Combining Open-box Simulation and Importance Sampling for Tuning Large-Scale Recommenders
This addresses the problem of computationally expensive tuning for large-scale recommender systems, offering a more efficient solution for practitioners, though it is incremental as it builds on existing simulation and sampling techniques.
The paper tackled the challenge of tuning large-scale ads recommendation platforms with multiple continuous parameters by proposing Simulator-Guided Importance Sampling (SGIS), which combines open-box simulation and importance sampling to reduce computational costs while maintaining high accuracy in KPI estimation, achieving substantial improvements in KPIs with lower overhead compared to traditional methods.

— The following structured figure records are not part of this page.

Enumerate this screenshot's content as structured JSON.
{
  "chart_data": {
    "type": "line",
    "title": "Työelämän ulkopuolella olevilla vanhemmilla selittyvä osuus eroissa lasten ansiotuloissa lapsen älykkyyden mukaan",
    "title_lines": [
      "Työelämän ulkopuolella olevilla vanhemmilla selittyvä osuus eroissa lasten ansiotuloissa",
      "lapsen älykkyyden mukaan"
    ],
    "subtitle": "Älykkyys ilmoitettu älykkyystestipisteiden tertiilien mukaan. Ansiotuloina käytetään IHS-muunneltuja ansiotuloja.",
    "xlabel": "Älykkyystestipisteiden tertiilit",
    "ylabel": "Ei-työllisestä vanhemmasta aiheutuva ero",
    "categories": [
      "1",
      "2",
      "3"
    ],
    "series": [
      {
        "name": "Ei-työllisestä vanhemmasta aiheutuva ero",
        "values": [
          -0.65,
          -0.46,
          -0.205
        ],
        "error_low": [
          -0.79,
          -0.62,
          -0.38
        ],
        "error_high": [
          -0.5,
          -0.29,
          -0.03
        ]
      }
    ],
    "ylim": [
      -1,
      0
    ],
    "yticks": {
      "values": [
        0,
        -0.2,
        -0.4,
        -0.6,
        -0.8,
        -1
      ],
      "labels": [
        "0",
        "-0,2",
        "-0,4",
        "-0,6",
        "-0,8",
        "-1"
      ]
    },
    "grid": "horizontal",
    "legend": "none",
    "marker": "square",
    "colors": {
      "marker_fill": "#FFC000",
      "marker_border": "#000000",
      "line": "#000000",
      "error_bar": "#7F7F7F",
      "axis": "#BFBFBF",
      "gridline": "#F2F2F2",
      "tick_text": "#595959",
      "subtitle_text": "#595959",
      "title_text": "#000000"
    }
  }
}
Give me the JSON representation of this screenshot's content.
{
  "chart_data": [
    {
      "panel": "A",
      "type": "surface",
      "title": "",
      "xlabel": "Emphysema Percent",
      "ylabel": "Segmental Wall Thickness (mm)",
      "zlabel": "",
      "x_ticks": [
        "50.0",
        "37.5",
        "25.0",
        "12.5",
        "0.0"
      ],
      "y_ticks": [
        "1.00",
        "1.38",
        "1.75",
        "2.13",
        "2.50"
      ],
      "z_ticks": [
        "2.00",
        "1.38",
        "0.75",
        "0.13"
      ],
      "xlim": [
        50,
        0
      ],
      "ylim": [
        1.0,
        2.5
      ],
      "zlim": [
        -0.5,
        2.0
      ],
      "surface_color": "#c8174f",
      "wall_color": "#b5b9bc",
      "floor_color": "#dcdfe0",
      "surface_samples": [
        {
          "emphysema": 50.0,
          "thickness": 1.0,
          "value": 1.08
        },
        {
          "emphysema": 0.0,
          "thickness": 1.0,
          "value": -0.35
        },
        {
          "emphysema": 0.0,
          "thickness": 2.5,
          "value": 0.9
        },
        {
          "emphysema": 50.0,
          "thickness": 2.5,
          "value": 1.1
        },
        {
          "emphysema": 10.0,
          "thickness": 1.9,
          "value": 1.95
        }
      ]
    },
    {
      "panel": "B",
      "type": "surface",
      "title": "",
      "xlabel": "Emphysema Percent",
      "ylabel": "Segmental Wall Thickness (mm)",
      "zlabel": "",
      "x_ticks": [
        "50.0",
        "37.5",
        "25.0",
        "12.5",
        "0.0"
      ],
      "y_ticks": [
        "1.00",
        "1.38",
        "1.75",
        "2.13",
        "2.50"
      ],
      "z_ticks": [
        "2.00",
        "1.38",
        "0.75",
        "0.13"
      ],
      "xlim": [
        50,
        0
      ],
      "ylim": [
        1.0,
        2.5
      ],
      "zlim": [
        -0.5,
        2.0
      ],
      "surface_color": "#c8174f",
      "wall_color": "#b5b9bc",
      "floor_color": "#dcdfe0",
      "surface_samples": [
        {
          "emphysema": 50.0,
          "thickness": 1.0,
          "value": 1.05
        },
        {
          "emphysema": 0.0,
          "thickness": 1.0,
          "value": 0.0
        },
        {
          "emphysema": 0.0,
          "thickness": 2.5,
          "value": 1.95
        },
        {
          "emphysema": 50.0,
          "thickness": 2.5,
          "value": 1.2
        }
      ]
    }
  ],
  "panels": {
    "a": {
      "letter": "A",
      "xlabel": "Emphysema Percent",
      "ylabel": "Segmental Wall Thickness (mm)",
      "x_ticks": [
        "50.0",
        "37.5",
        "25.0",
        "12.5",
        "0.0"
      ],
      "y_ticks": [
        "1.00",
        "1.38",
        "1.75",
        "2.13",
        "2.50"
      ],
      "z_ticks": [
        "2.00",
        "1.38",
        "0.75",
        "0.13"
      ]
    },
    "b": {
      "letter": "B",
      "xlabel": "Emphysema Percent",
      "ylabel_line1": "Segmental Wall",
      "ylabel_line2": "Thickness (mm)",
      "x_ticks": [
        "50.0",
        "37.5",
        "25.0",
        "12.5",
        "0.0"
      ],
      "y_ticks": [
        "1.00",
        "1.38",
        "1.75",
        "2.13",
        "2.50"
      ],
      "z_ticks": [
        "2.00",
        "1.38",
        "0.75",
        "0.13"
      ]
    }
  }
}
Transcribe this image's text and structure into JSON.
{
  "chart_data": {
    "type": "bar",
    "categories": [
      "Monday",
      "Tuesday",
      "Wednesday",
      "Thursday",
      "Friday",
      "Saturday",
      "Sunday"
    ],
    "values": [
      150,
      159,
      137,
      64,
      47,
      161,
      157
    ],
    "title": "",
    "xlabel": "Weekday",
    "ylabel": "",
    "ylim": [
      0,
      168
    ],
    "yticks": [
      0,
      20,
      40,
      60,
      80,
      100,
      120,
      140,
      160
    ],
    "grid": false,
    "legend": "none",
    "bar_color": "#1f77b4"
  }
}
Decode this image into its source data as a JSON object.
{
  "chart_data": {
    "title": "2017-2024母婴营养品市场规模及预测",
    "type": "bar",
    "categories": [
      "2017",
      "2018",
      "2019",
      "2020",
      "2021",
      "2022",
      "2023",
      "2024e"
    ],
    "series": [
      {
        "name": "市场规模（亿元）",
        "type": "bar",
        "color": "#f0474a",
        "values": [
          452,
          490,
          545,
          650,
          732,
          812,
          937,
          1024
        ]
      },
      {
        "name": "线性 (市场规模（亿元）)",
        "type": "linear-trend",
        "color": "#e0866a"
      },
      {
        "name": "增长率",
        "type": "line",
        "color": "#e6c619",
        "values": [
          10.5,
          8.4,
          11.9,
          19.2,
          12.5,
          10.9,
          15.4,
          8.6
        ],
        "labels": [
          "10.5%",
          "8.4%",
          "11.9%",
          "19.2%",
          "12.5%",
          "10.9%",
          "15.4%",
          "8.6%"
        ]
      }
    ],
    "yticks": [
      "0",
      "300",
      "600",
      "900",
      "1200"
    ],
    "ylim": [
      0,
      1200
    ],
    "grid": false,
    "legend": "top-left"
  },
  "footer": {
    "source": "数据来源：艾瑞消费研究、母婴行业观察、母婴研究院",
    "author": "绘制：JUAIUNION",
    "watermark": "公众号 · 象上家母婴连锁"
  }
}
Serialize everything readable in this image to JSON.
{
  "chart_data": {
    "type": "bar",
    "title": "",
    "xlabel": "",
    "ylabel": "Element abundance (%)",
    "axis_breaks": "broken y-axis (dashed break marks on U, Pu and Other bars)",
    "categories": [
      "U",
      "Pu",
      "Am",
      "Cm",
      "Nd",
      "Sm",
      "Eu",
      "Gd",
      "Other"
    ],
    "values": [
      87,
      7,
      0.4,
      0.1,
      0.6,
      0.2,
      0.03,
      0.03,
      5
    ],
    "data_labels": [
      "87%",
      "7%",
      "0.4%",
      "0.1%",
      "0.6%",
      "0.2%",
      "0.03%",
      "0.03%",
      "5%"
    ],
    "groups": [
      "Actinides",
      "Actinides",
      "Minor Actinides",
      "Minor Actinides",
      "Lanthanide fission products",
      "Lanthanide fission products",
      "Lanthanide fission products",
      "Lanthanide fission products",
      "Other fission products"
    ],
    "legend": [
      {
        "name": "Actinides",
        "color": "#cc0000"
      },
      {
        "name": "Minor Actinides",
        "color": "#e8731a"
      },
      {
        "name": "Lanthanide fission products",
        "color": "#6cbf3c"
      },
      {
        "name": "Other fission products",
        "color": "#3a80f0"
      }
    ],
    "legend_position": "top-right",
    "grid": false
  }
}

Growing scale of recommender systems require extensive tuning to respond to market dynamics and system changes. We address the challenge of tuning a large-scale ads recommendation platform with multiple continuous parameters influencing key performance indicators (KPIs). Traditional methods like open-box Monte Carlo simulators, while accurate, are computationally expensive due to the high cost of evaluating numerous parameter settings. To mitigate this, we propose a hybrid approach Simulator-Guided Importance Sampling (SGIS) that combines open-box simulation with importance sampling (IS). SGIS leverages the strengths of both techniques: it performs a coarse enumeration over the parameter space to identify promising initial settings and then uses IS to iteratively refine these settings. This approach significantly reduces computational costs while maintaining high accuracy in KPI estimation. We demonstrate the effectiveness of SGIS through simulations as well as real-world experiments, showing that it achieves substantial improvements in KPIs with lower computational overhead compared to traditional methods.